Mustard greens can be eaten raw or cooked–steamed, sautéed, or simmered. Prepare mustard greens like you would spinach, but expect a stronger flavor.
The strongest tasting of the so-called bitter greens—mustard has a sharp, biting peppery taste that can sting like a strong radish. Even cooked mustard greens will have a “bite”.
Both the leaves and stalks of mustard greens can be eaten. But both will become tough and more pungent tasting as the weather warms. The best mustard leaves for eating raw or for cooking are harvested young and tender.
Mustard greens are in peak season from mid-winter through mid-spring.
Types of Mustard Greens
- There are western and oriental or Asian mustard greens.
- Western mustards include curly-leaf or common mustard which has frilled oval leaves and mustard spinach which has large smooth dark green leaves that resemble spinach.
- Asian mustards include mizuna, a Japanese green with bright green fernlike leaves, mibuna with narrow, strap-like leaves, and komatsuna with spinach-shaped leaves.
How to Choose Mustard Greens
- Select fresh mustard greens that are plump and crisp and have a rich green color.
- Avoid greens that are yellow, thick or fibrous, pitted or flabby.
- The best mustard greens are harvested young and tender.

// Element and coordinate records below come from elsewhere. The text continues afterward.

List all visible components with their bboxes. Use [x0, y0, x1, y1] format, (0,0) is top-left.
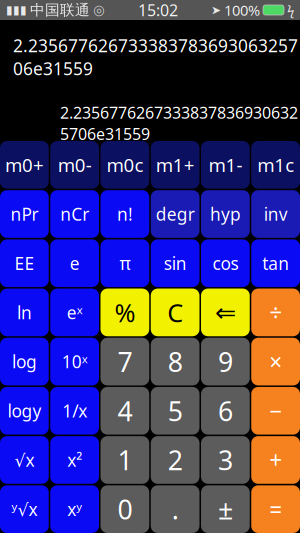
- staticText: 15:02: [138, 0, 178, 21]
- button[interactable]: 0: [100, 485, 149, 533]
- staticText: e: [70, 252, 80, 275]
- staticText: EE: [14, 252, 34, 275]
- staticText: 9: [218, 344, 233, 379]
- staticText: 100%: [224, 0, 260, 20]
- button[interactable]: m0c: [100, 141, 149, 189]
- button[interactable]: 6: [201, 387, 250, 435]
- button[interactable]: m0+: [0, 141, 49, 189]
- staticText: 2.2356776267333837836930632 5706e31559: [60, 102, 298, 144]
- staticText: ϟ: [287, 1, 294, 19]
- button[interactable]: x²: [50, 436, 99, 484]
- staticText: ±: [218, 491, 233, 527]
- button[interactable]: nCr: [50, 190, 99, 238]
- staticText: m0-: [58, 152, 92, 177]
- button[interactable]: 3: [201, 436, 250, 484]
- staticText: ʸ√x: [11, 498, 37, 521]
- button[interactable]: 8: [151, 338, 200, 386]
- staticText: xʸ: [67, 498, 82, 521]
- staticText: sin: [164, 252, 187, 275]
- button[interactable]: logy: [0, 387, 49, 435]
- button[interactable]: −: [251, 387, 300, 435]
- button[interactable]: EE: [0, 239, 49, 287]
- staticText: 0: [117, 491, 132, 527]
- staticText: 1/x: [62, 399, 87, 422]
- button[interactable]: log: [0, 338, 49, 386]
- staticText: 4: [117, 393, 132, 428]
- button[interactable]: +: [251, 436, 300, 484]
- staticText: 6: [218, 393, 233, 428]
- button[interactable]: 1: [100, 436, 149, 484]
- button[interactable]: 9: [201, 338, 250, 386]
- staticText: ×: [269, 346, 282, 377]
- staticText: log: [12, 350, 37, 373]
- button[interactable]: hyp: [201, 190, 250, 238]
- staticText: 2.235677626733383783693063257 06e31559: [13, 34, 298, 80]
- button[interactable]: .: [151, 485, 200, 533]
- staticText: 693063257e31559: [178, 192, 298, 211]
- staticText: nCr: [60, 202, 89, 226]
- staticText: ⇐: [215, 298, 236, 327]
- staticText: inv: [264, 202, 288, 226]
- button[interactable]: m1-: [201, 141, 250, 189]
- button[interactable]: ×: [251, 338, 300, 386]
- button[interactable]: √x: [0, 436, 49, 484]
- staticText: π: [119, 252, 130, 275]
- button[interactable]: 2: [151, 436, 200, 484]
- staticText: 69306325706e31559: [10, 192, 146, 211]
- button[interactable]: cos: [201, 239, 250, 287]
- staticText: m1c: [257, 152, 294, 177]
- staticText: tan: [262, 252, 289, 275]
- button[interactable]: ln: [0, 289, 49, 336]
- staticText: ÷: [269, 297, 282, 328]
- button[interactable]: nPr: [0, 190, 49, 238]
- staticText: m0+: [5, 152, 44, 177]
- staticText: 中国联通: [30, 1, 90, 19]
- button[interactable]: e: [50, 239, 99, 287]
- button[interactable]: C: [151, 289, 200, 336]
- button[interactable]: 4: [100, 387, 149, 435]
- button[interactable]: ÷: [251, 289, 300, 336]
- staticText: -2.235677626733383783: [161, 152, 298, 192]
- staticText: nPr: [10, 202, 38, 226]
- button[interactable]: inv: [251, 190, 300, 238]
- button[interactable]: eˣ: [50, 289, 99, 336]
- staticText: ◎: [93, 2, 105, 18]
- button[interactable]: ⇐: [201, 289, 250, 336]
- staticText: −: [269, 396, 282, 426]
- button[interactable]: m1c: [251, 141, 300, 189]
- button[interactable]: ʸ√x: [0, 485, 49, 533]
- button[interactable]: tan: [251, 239, 300, 287]
- staticText: hyp: [210, 202, 241, 226]
- button[interactable]: 5: [151, 387, 200, 435]
- button[interactable]: m0-: [50, 141, 99, 189]
- staticText: m1+: [156, 152, 195, 177]
- button[interactable]: 10ˣ: [50, 338, 99, 386]
- staticText: 8: [168, 344, 183, 379]
- staticText: 7: [117, 344, 132, 379]
- staticText: ▮▮▮: [6, 3, 27, 17]
- staticText: x²: [67, 448, 82, 472]
- button[interactable]: =: [251, 485, 300, 533]
- staticText: =: [269, 494, 282, 524]
- button[interactable]: sin: [151, 239, 200, 287]
- staticText: 2.235677626733383783: [6, 152, 146, 192]
- button[interactable]: 7: [100, 338, 149, 386]
- staticText: ➤: [211, 3, 221, 17]
- button[interactable]: n!: [100, 190, 149, 238]
- staticText: √x: [14, 448, 34, 472]
- staticText: m0c: [106, 152, 143, 177]
- staticText: .: [172, 491, 179, 527]
- staticText: 5: [168, 393, 183, 428]
- staticText: logy: [7, 399, 41, 422]
- button[interactable]: degr: [151, 190, 200, 238]
- button[interactable]: π: [100, 239, 149, 287]
- button[interactable]: 1/x: [50, 387, 99, 435]
- staticText: C: [167, 296, 183, 329]
- button[interactable]: %: [100, 289, 149, 336]
- button[interactable]: xʸ: [50, 485, 99, 533]
- button[interactable]: ±: [201, 485, 250, 533]
- staticText: n!: [117, 202, 133, 226]
- staticText: eˣ: [67, 301, 83, 324]
- button[interactable]: m1+: [151, 141, 200, 189]
- staticText: 3: [218, 442, 233, 478]
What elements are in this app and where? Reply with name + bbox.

How to Store Mustard Greens
- Mustard greens can be kept in a tightly sealed plastic bag in the vegetable crisper of the refrigerator for up to a week.
- Store them unwashed until you are ready to use them.
- Mustard greens can be frozen like spinach.
How to Prep Mustard Greens
- Wash greens just before using in a large bowl of lukewarm water in order to dislodge sand and dirt. Then cut off and discard the stems. You can remove the stems by folding the leaves in half and ripping out the stems.
- Don’t dry the greens before cooking. The residual water will help them wilt as they cook.
- Allow about ½ pound per person. Greens will cook down to ¼ to ⅛ their original volume.
Mustard Greens Serving Suggestions
- Consider the mustard green a sparing add-on to a green salad or mesclun.
- Use young, tender mustard leaves alone in a salad or mixed with other greens.
- Mustard greens dress well with a little olive oil and vinegar.
- Serve mustard greens alone or mixed with other greens or root vegetables.
- Top with potlikker, vinegar or vinaigrette dressing, onion, hard-boiled egg, stewed tomatoes, blanched almonds, toasted bread crumbs, bacon or ham, or combinations of these.
Mustard Greens Cooking Suggestions
- Cooked combine mustard greens with mashed potatoes or puréed legumes.
- You can cook mustard greens in just the water that clings to them after washing. Mustard greens are mostly water so they will shrink when they are cooked. Two large bunches will serve as a side dish for four people.
- Avoid cooking mustard greens in aluminum or iron pots as they will turn black on contact with these metals.
How to Simmer Mustard Greens
- Cook mustard greens in a saucepan or a skillet with just the water that clings to the leaves after washing.
- Add a sprinkling of salt and place the pan over low heat.
- Cover the pan so that the greens steam in their own liquid.
- Shake the pan occasionally to prevent the greens from sticking to the bottom. Mustard greens will cook in 4 to 6 minutes wilting down to about an eighth of its volume.
- Drain and press out the remaining liquid.
- Chop and serve with lots of butter.
How to Steam Mustard Greens
- Wash the greens and arrange it so that all the stems are all going in the same direction.
- Place a steam basket in a pot with an inch or two of water; the basket should not touch the water.
- Bring the water to a boil and set the greens in the basket.
- Steam the greens for 2 to 4 minutes.
- Serve with melted butter and lemon wedges.
How to Purée Mustard Greens
- Simmer the mustard greens as directed above.
- Drain or dry the greens as much as possible.
- Purée the greens in a food processor or chop it by hand, add 4 to 6 tablespoons of melted butter, 2 tablespoons of heavy cream and a dash of nutmeg, then blend well.
Mustard Greens Flavor Partners
- Mustard green haves a flavor affinity for aged grating cheese, bacon, corn, cornbread, curry, garlic, ham, hot sauce, lemon, onion, salt pork, smoked turkey, and vinegar.
- Season mustard greens with salt, pepper, onion, garlic, basil, dill, mace, nutmeg, allspice, mustard, parsley, sage, rosemary, or thyme.
Mustard Greens Nutrition
- Mustard greens are an excellent source of vitamins A and C, potassium, thiamine and riboflavin.
- One cup (140 grams) of cooked mustard greens contains 21 calories.
The botanical name of curled mustard greens is Brassica juncea.
The botanical name of komatsuma is Brassica campestris.